I knew she was okay of course really. I knew that if there had been an accident, we would have heard something, but nevertheless, it is part of being a mum, you worry. Even when they are adults.
During this time, the younger of the two, who is 19, had gone to the city with a friend to watch a movie. She was not back by midnight, so of course I had to call, to see that she was okay. She was fine, on the bus, would be home soon. She expects me to call, and actually she often will send a short message of reassurance just to let me know not to wait up.
So it made me wonder, do we ever let go? When my eldest moves out in October, will I be calling her every two days to check she is okay? I hear of my friends “stalking” their kids via facebook, just to check that all is okay.
I had a virtual chat with my husbands niece while I was on facebook. She is 47 years old. She was complaining about her mum who is still interfering in her life, still trying to organise her life, talking about her to other relatives and friends. It drives her nuts. I fully understand. I know her mum, and I know where she gets this tendancy from – her own mum. My Mum was never like that I think, she did not really care once I had moved away, and anyway she was long dead before I was 47. I also will not be like that. For sure I will still care, because most Mums do. It is hard to cut the ties that bind us to the children we once bore and raised when they were little. My husbands sister presumably means well with her interfering, and I think part of it stems from a lack of other things in her life to occupy her. Part may be as her daughter says; she is shifting the attention to herself through her behaviour – oh poor me, my daughter has this or that issue.
I read another blog post this morning, in the freshly pressed section. It was written by a young woman, just 3 years married, who was complaining about people always asking them when they will have kids. She does not want children, but apparently people cannot accept that as a reason to not have them,
I am sure her parents are probably among the ones asking. My kids have already both informed me, that they do not want children later on. It is okay. I accept that, although it would be nice to have a grandchild or two, but I understand their reasons, and will not be asking them in the future about kids. I would never ask anybody about why they do not have kids – as the writer of the other post wrote, it is such a loaded question, there could be any number of reasons, and all of them are not really any of my business.

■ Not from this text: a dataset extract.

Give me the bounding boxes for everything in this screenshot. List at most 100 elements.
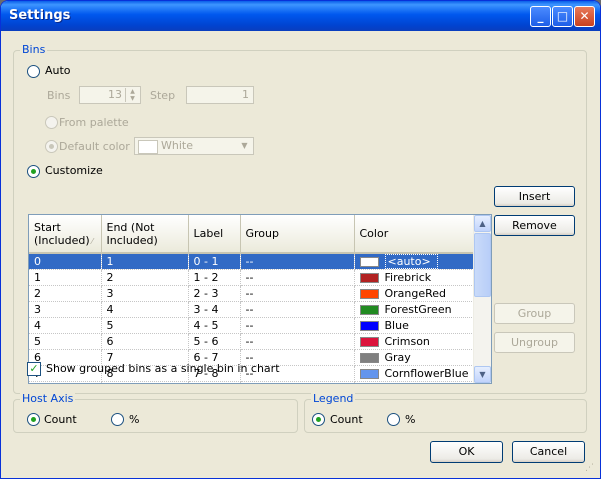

But that is not the point of me bringing this up. Let us go back to this young woman, being asked by friends and relatives about when she will have children. It reminds me of my dad all those years ago, who first of all asked me when I was going to do the decent thing and marry, instead of living with my now husband. Then once we did the ” decent” thing, after a while the questions started about when he would see grandchildren.
I guess he meant well, and to be honest, I never said I do not want children, I did, just in my own time. And maybe if i really had not wanted them for whatever reason, he would have accepted that. But I look back now and ask myself what would have happened if he had not kept asking when I was going to do the decent thing? Would I have waited for my husband to pop the question instead of popping it myself? If I had waited, would he ever have asked me? Maybe he would have, when we were about to move to Switzerland – as otherwise I would not have got a residency permit to join him.
Still not the best reason to get married, but neither is getting married to please the parents, or having kids to keep the parents quiet.
I hope when my daughters do move out, that I can keep a respectable distance. I want to be stilll involved in their lives, and for them to feel that they can confide in me or ask my advice, for what it is worth. But I will not be living my lives through theirs, and maybe that is the difference. We parents need to have enough stuff going on in our own lives, for our adult children to be able to move on without leaving a huge gap in it that cannot be closed. It is like any other part of our lives. No part should be so big that if it goes, the other parts are too small to allow us to be fulfilled.